On Sunday, May 29, 700 Christians voted in Tripoli out of tens of thousands of registered voters. Christian candidates got over 15763 votes total result. The last winning candidate got 15914. That’s a 150 vote difference only that’s getting everyone to panic. Yes, those 15,763 votes are mostly Sunnis. But never mind, they’re scary.
Tripoli has sectarian people, like any other Lebanese city or town, but it’s not a sectarian city. No city with its history of diversity can be as such.
How can we cry sectarianism in Tripoli when property sale ads in Christian areas in the country specify the buyer needs to be a Christian?

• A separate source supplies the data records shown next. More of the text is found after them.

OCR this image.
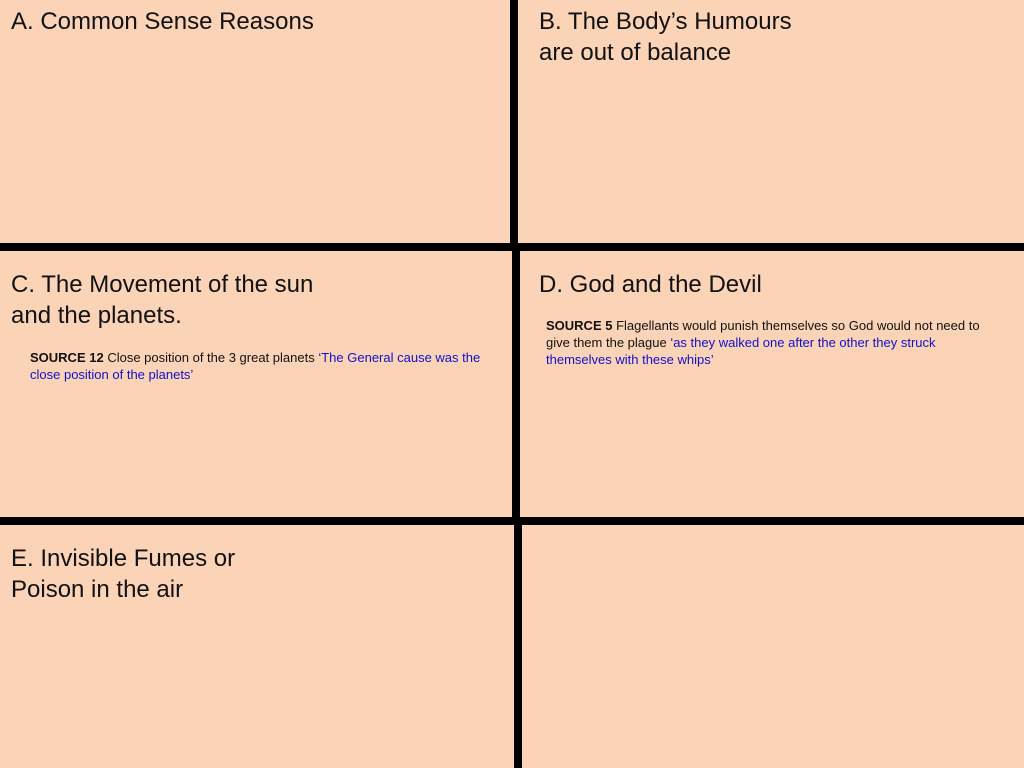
A. Common Sense Reasons	B. The Body’s Humours
are out of balance
C. The Movement of the sun
and the planets.
SOURCE 12 Close position of the 3 great planets ‘The General cause was the close position of the planets’
D. God and the Devil
SOURCE 5 Flagellants would punish themselves so God would not need to give them the plague ‘as they walked one after the other they struck themselves with these whips’
E. Invisible Fumes or
Poison in the air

How can we cry sectarianism in Tripoli for fear of the fate of the city’s Christians when they didn’t even bother to vote? Also please note that Tripoli’s Christians probably couldn’t care less and have more faith in their Muslim neighbor and friends than someone like Robert Fadel who is supposed to represent them but couldn’t even manage them to get them to vote?

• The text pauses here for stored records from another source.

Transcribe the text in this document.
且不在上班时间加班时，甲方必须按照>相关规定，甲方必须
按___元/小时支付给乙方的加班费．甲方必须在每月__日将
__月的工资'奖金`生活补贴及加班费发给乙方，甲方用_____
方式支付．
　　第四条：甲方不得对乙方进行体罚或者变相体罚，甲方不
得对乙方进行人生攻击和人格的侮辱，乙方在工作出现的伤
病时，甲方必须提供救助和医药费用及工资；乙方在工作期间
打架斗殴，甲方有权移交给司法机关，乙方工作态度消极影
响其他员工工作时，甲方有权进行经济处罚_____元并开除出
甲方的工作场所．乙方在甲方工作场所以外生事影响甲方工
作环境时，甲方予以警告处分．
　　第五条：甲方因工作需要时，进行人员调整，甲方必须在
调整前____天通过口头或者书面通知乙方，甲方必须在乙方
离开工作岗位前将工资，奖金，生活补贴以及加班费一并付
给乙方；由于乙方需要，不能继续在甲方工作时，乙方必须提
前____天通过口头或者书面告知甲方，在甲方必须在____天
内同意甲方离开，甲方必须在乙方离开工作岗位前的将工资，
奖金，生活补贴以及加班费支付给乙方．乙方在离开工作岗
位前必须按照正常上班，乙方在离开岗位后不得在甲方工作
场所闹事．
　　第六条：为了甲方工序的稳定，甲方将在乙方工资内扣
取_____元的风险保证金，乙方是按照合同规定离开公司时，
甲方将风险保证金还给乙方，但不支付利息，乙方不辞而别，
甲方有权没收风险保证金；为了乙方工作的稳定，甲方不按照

How can we cry sectarianism when another major city had the list that won wage the following campaign:
A municipal council should not be defined by the religion of its members. I’m sure the new municipal council in Tripoli will work for the whole city.
Tripoli, you may not have voted the way I wanted on Sunday, but you should be immensely proud in you saying no to your reality and seeking out change. Beirut Madinati tried in Beirut. It did well but did not succeed. Other alternatives to the political hegemony tried in other places and did not succeed as well. Political hegemony was brought to its knees on your streets. Respect.